I reached my hotel and checked in. It was in Pudong district in a commercial area. After taking some rest I decided to go out to have dinner, though it was dark and quiet outside. Strolled around for a bit and then entered a restaurant. There were not many customers around. Can I have some chips please? I was craving for potatoes. I love potatoes but Chinese are not so much fan of this vegetable. Waiter looked at me and then walked back inside to get someone else, she didn’t understand English. I tried to explain the same to the ‘other’ person; no luck. Chips, fries, potatoes, patatus, batatus, aaloo – nothing seemed to be working! I gave up and resolved to accept whatever they offer me. Eventually the waitress brought something ‘vegetable looking’ with rice. Not many people speak English here and even Chinglish is missing. Ordering food is a big nightmare. The name of a dish tells you nothing, for example “Donkey rolling on the ground”, is the name of a popular snack among Chinese Muslims.

Rolling Donkey Snack

There are many similarities with Pakistan e.g. people will throw litter anywhere (less than Pakistan though), no queuing, speaking loudly, bargaining, corruption, etc. I have even seen people selling train tickets in black outside train station. So corruption does exist here. But the difference is that rulers are largely sincere to their nation (with some exceptions). Former voice Mayor of Beijing was found guilty of corruption relating Olympics; they sentenced him to death, full stop. Two more mayors, Xu Maiyong of Hangzhou city and Jiang Renjie vice mayor of Suzhou city were hanged due to corruption in state funds, property and contracts. Wish it was in Pakistan.

Infront of a Beautiful Building - Pudong

You will see very few children because China follows one child policy strictly. But as a result, they have few young and lots of ageing budhay (old). Now government is relaxing this policy and allowing educated people like engineers & doctors to have two children. Rarely a Chinese has a brother or sister, they don’t know how much they are missing on a brother or sister’s love.

Chinese like doing things laboriously, i.e. the most difficult way possible. Take for example when telling someone a number 9, they won’t use nine fingers; rather make a complex gesture (see below). 

Counting Gestures

Talking numbers, Chinese had great interest in mathematics since ages and have quite a few inventions in this field. Such as quadratic equation (uh I hate this, referring to equations not Chinese). But strangely they missed out on ‘zero’. While writing numbers they would leave its place blank showing symbolically a zero value.

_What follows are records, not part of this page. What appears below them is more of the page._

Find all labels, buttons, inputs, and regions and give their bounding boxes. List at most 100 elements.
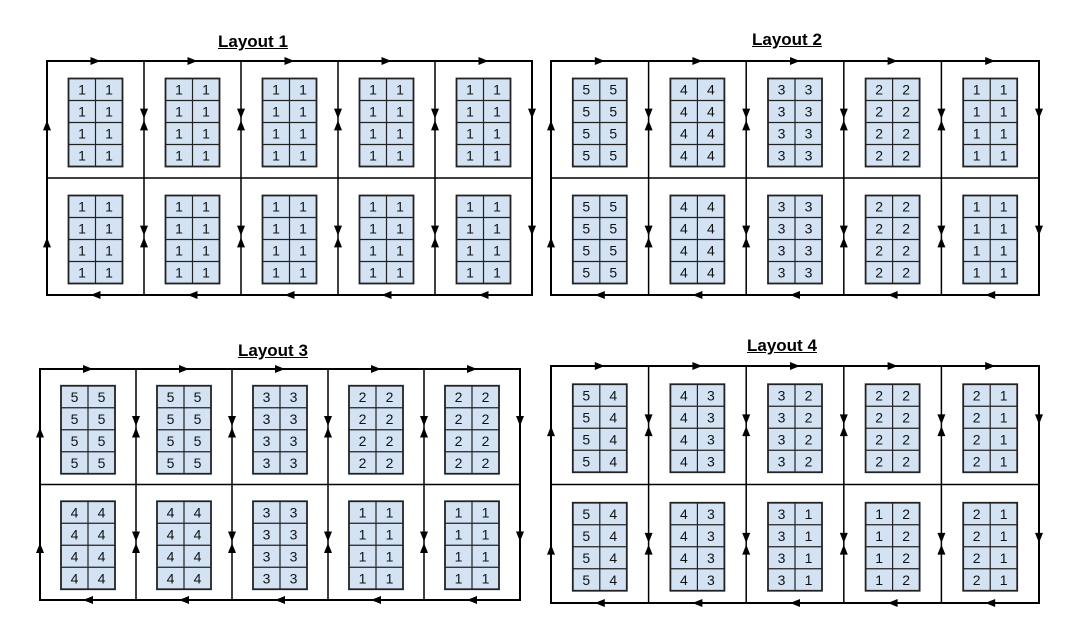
tray-cell-value: 5 [98, 411, 106, 427]
tray-cell-value: 1 [78, 265, 86, 281]
tray-cell-value: 1 [175, 148, 183, 164]
tray-cell-value: 5 [582, 243, 590, 259]
tray: 5 4 5 4 5 4 5 4 [571, 383, 628, 474]
tray-cell-value: 5 [582, 572, 590, 588]
tray-cell-value: 1 [875, 572, 883, 588]
flow-arrow-left-icon [381, 291, 392, 299]
tray: 1 1 1 1 1 1 1 1 [67, 194, 124, 285]
tray-cell-value: 4 [98, 504, 106, 520]
tray-cell-value: 1 [78, 199, 86, 215]
flow-arrow-down-icon [644, 532, 653, 543]
flow-arrow-right-icon [594, 57, 605, 65]
tray-cell-value: 1 [466, 243, 474, 259]
flow-arrow-down-icon [1035, 108, 1043, 119]
flow-arrow-right-icon [790, 57, 800, 65]
tray: 1 1 1 1 1 1 1 1 [444, 500, 500, 591]
tray-cell-value: 1 [455, 504, 463, 520]
tray-cell-value: 3 [805, 126, 813, 142]
tray-cell-value: 4 [167, 570, 175, 586]
tray-cell-value: 1 [369, 221, 377, 237]
flow-arrow-right-icon [887, 362, 898, 370]
tray-cell-value: 3 [290, 548, 298, 564]
tray-cell-value: 4 [71, 504, 79, 520]
flow-arrow-up-icon [420, 427, 428, 438]
tray-cell-value: 4 [167, 504, 175, 520]
tray-cell-value: 4 [71, 548, 79, 564]
tray-cell-value: 2 [805, 431, 813, 447]
layout-2-title: Layout 2 [752, 30, 822, 49]
tray-cell-value: 4 [98, 526, 106, 542]
tray-cell-value: 1 [973, 82, 981, 98]
tray: 4 4 4 4 4 4 4 4 [156, 500, 212, 591]
flow-arrow-right-icon [275, 365, 285, 373]
tray-cell-value: 1 [299, 126, 307, 142]
tray: 1 1 1 1 1 1 1 1 [261, 77, 318, 168]
tray-cell-value: 2 [902, 572, 910, 588]
flow-arrow-up-icon [742, 237, 751, 248]
flow-arrow-down-icon [1035, 414, 1043, 425]
tray-cell-value: 4 [167, 526, 175, 542]
tray-cell-value: 5 [609, 82, 617, 98]
flow-arrow-left-icon [83, 596, 93, 604]
tray-cell-value: 1 [1000, 550, 1008, 566]
flow-arrow-up-icon [334, 120, 342, 131]
tray-cell-value: 2 [902, 431, 910, 447]
tray: 1 1 1 1 1 1 1 1 [67, 77, 124, 168]
tray-cell-value: 1 [1000, 528, 1008, 544]
flow-arrow-left-icon [594, 599, 605, 607]
tray-cell-value: 1 [1000, 221, 1008, 237]
tray-cell-value: 2 [875, 243, 883, 259]
tray-cell-value: 2 [902, 409, 910, 425]
flow-arrow-down-icon [937, 414, 946, 425]
tray-cell-value: 3 [707, 387, 715, 403]
tray-cell-value: 1 [973, 148, 981, 164]
flow-arrow-down-icon [140, 225, 148, 236]
tray-cell-value: 5 [582, 431, 590, 447]
flow-arrow-up-icon [237, 237, 245, 248]
tray: 1 1 1 1 1 1 1 1 [455, 77, 512, 168]
tray-cell-value: 2 [875, 126, 883, 142]
flow-arrow-down-icon [334, 225, 342, 236]
tray-cell-value: 4 [71, 570, 79, 586]
tray-cell-value: 5 [582, 506, 590, 522]
tray-cell-value: 1 [105, 243, 113, 259]
tray-cell-value: 1 [202, 104, 210, 120]
tray-cell-value: 2 [973, 506, 981, 522]
tray-cell-value: 2 [875, 221, 883, 237]
tray-cell-value: 1 [78, 104, 86, 120]
tray-cell-value: 3 [290, 389, 298, 405]
tray-cell-value: 4 [707, 148, 715, 164]
tray-cell-value: 2 [902, 126, 910, 142]
flow-arrow-up-icon [644, 426, 653, 437]
flow-arrow-left-icon [275, 596, 285, 604]
tray-cell-value: 2 [386, 389, 394, 405]
flow-arrow-left-icon [692, 291, 703, 299]
tray-cell-value: 4 [609, 431, 617, 447]
tray-cell-value: 1 [369, 243, 377, 259]
tray-cell-value: 1 [466, 148, 474, 164]
tray-cell-value: 1 [466, 104, 474, 120]
flow-arrow-down-icon [937, 532, 946, 543]
tray-cell-value: 4 [680, 265, 688, 281]
tray-cell-value: 2 [973, 453, 981, 469]
tray-cell-value: 1 [482, 504, 490, 520]
tray-cell-value: 2 [359, 411, 367, 427]
flow-arrow-down-icon [516, 531, 524, 542]
tray: 5 4 5 4 5 4 5 4 [571, 501, 628, 592]
tray-cell-value: 2 [973, 572, 981, 588]
flow-arrow-left-icon [887, 599, 898, 607]
tray-cell-value: 1 [105, 199, 113, 215]
tray-cell-value: 4 [680, 104, 688, 120]
tray-cell-value: 1 [272, 265, 280, 281]
tray-cell-value: 3 [290, 570, 298, 586]
flow-arrow-right-icon [692, 57, 703, 65]
tray-cell-value: 1 [493, 104, 501, 120]
flow-arrow-up-icon [937, 544, 946, 555]
tray-cell-value: 4 [194, 548, 202, 564]
tray: 4 3 4 3 4 3 4 3 [669, 383, 726, 474]
flow-arrow-up-icon [547, 426, 555, 437]
tray-cell-value: 3 [263, 433, 271, 449]
tray-cell-value: 3 [290, 504, 298, 520]
flow-arrow-down-icon [228, 531, 236, 542]
flow-arrow-right-icon [985, 362, 996, 370]
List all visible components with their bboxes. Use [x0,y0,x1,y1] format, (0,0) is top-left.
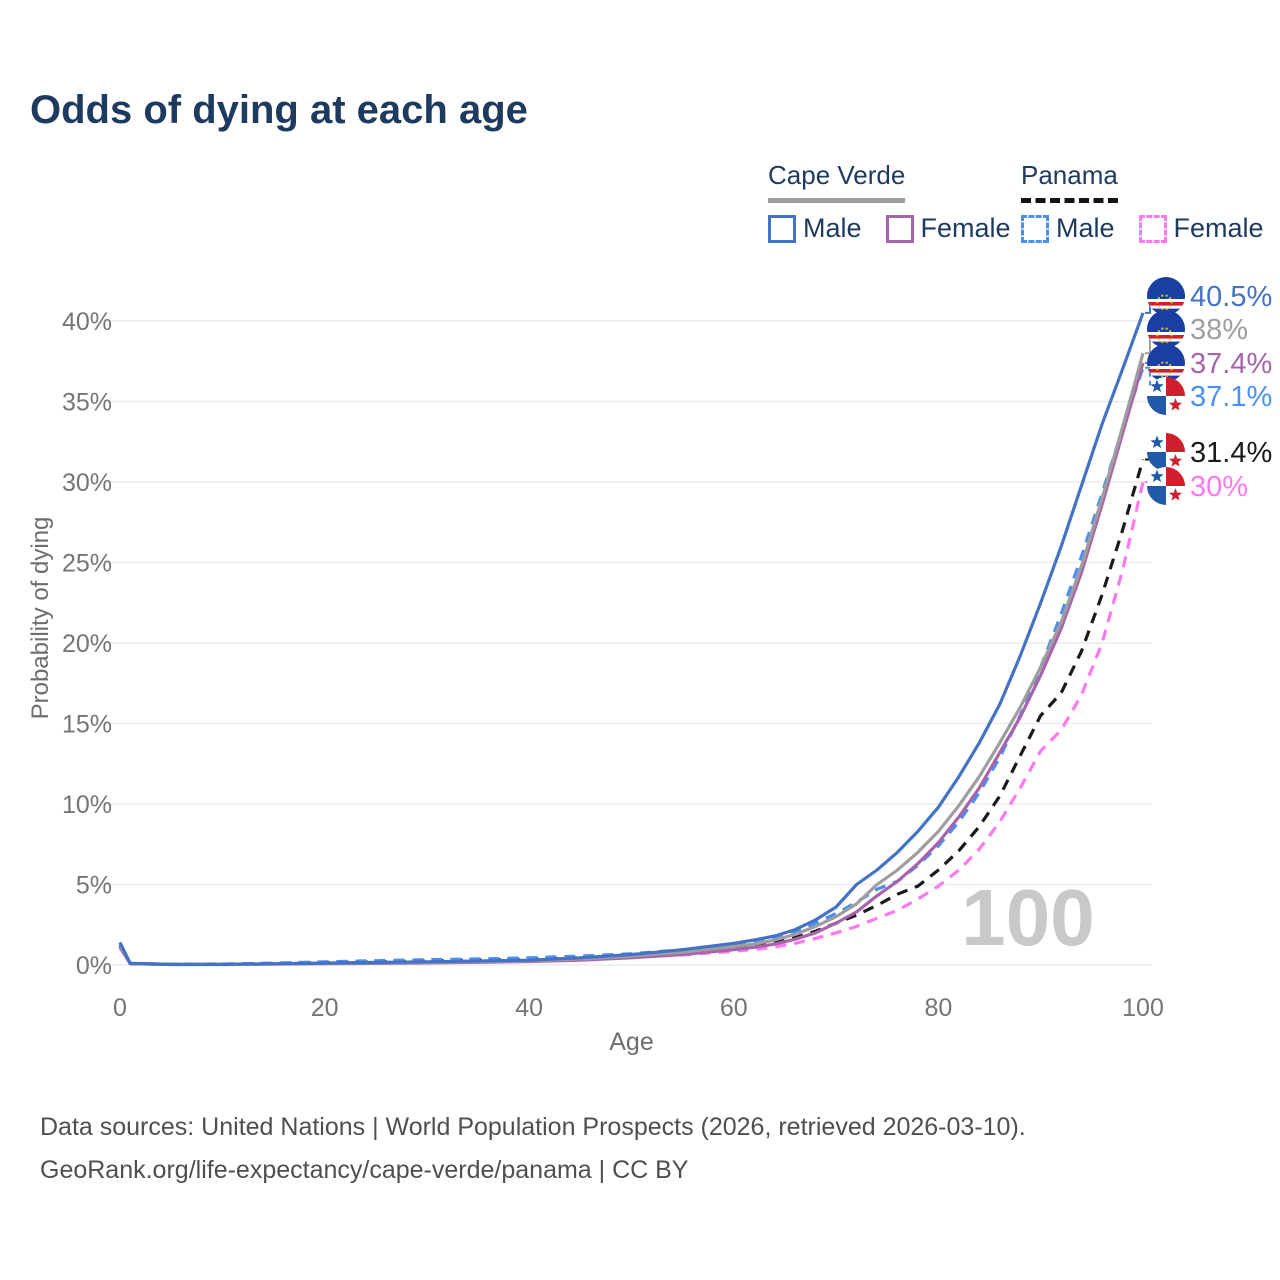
series-line-panama-female [118,481,1145,967]
y-tick-label: 15% [62,711,112,739]
legend-group-cape-verde: Cape Verde Male Female [768,160,1011,244]
end-value-label-panama-female: 30% [1190,471,1248,503]
series-line-cape-verde-male [118,312,1145,967]
legend-swatch-panama-male-icon[interactable] [1021,214,1049,243]
x-tick-label: 60 [720,994,748,1022]
y-tick-label: 0% [76,952,112,980]
series-line-panama-both-sexes [118,459,1145,967]
end-label-connector [1145,366,1151,397]
x-tick-label: 20 [311,994,339,1022]
legend-swatch-cape-verde-male-icon[interactable] [768,214,796,243]
cape-verde-flag-icon [1147,310,1185,348]
legend-label-panama-female: Female [1173,213,1264,243]
x-tick-label: 80 [924,994,952,1022]
panama-flag-icon [1147,377,1185,415]
legend-items-panama: Male Female [1021,213,1264,244]
legend-items-cape-verde: Male Female [768,213,1011,244]
x-tick-label: 100 [1122,994,1164,1022]
chart-footer: Data sources: United Nations | World Pop… [40,1106,1026,1192]
panama-flag-icon [1147,433,1185,471]
legend-group-panama: Panama Male Female [1021,160,1264,244]
x-tick-label: 0 [113,994,127,1022]
legend-label-cape-verde-male: Male [803,213,862,243]
cape-verde-flag-icon [1147,277,1185,315]
x-tick-label: 40 [515,994,543,1022]
y-tick-label: 25% [62,550,112,578]
attribution-url: GeoRank.org/life-expectancy/cape-verde/p… [40,1156,689,1184]
cape-verde-flag-icon [1147,344,1185,382]
end-value-label-cape-verde-both-sexes: 38% [1190,314,1248,346]
legend-swatch-cape-verde-female-icon[interactable] [885,214,914,243]
end-value-label-cape-verde-female: 37.4% [1190,348,1272,380]
page-title: Odds of dying at each age [30,88,528,132]
y-tick-label: 20% [62,630,112,658]
legend-item-panama-male[interactable]: Male [1021,213,1115,244]
legend-item-cape-verde-male[interactable]: Male [768,213,862,244]
end-value-label-panama-male: 37.1% [1190,381,1272,413]
y-tick-label: 40% [62,308,112,336]
data-sources-text: Data sources: United Nations | World Pop… [40,1113,1026,1141]
y-axis-title: Probability of dying [27,517,54,720]
legend-item-panama-female[interactable]: Female [1138,213,1264,244]
y-tick-label: 30% [62,469,112,497]
legend-country-cape-verde: Cape Verde [768,160,906,203]
legend-item-cape-verde-female[interactable]: Female [885,213,1011,244]
legend-label-cape-verde-female: Female [920,213,1011,243]
y-tick-label: 5% [76,872,112,900]
end-value-label-cape-verde-male: 40.5% [1190,281,1272,313]
x-axis-title: Age [609,1028,653,1056]
panama-flag-icon [1147,467,1185,505]
legend-swatch-panama-female-icon[interactable] [1138,214,1167,243]
legend-country-panama: Panama [1021,160,1118,203]
y-tick-label: 35% [62,389,112,417]
age-watermark: 100 [961,873,1094,962]
legend-label-panama-male: Male [1056,213,1115,243]
end-value-label-panama-both-sexes: 31.4% [1190,437,1272,469]
y-tick-label: 10% [62,791,112,819]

I found weighing in China a complex affair too. Opposite to a normal scale with two plates, street vendors use this complex looking weighing device in which item is placed in the only plate and then hanging weight is slid back & forth. I couldn’t figure out how we figure out what the item weighs.

Weighing Scale

Anyway, I came out of my hotel next morning ready to go to work. My Italian & Chinese colleagues were waiting. I was shocked as soon as I came out of hotel. The vast 4 lane roads which were empty last night, were full of cars, buses and an array of endless bicycles & motorcycles; too many to count. It was almost impossible to cross the road. Using my Pakistani expertise I crossed the road carefully. It was much more difficult for the Romeo (let’s call my Italian colleague Romeo; he accompanied me everywhere I visited in China). It was first time for him to be in any Asian country, or more precisely outside Europe. Many more shocks were waiting for him!




We reached our office, dropped our bags and left with the rest of colleagues for breakfast. It was normal for Chinese workers to check into work and then go to office canteen for subsidised breakfast. Chinese office workers tend to work like army; all arrive together, lunch together and leave together. Soon we were standing in a long queue, picking buffet food items from trays. All the things were different from what I was used to – no bread, no milk or yoghurt, no wheat cereals. Instead there was rice porridge, pickled vegetables, dumplings, dim sums, duck eggs and fried buns (one similar to paratha bread became my favourite!). My Chinese colleague Chan (fictitious name) helped me to choose. Chan was my saviour throughout. He accompanied us everywhere and acted as an escort, especially for food. The shock for me was, there was no tea or coffee, and even bigger one, there were no spoons or forks; only chop sticks – aaaah. I bought tea bags, milk powder and started making my own tea, but chop sticks??? Even to eat rice? How did I cope? I will tell you later.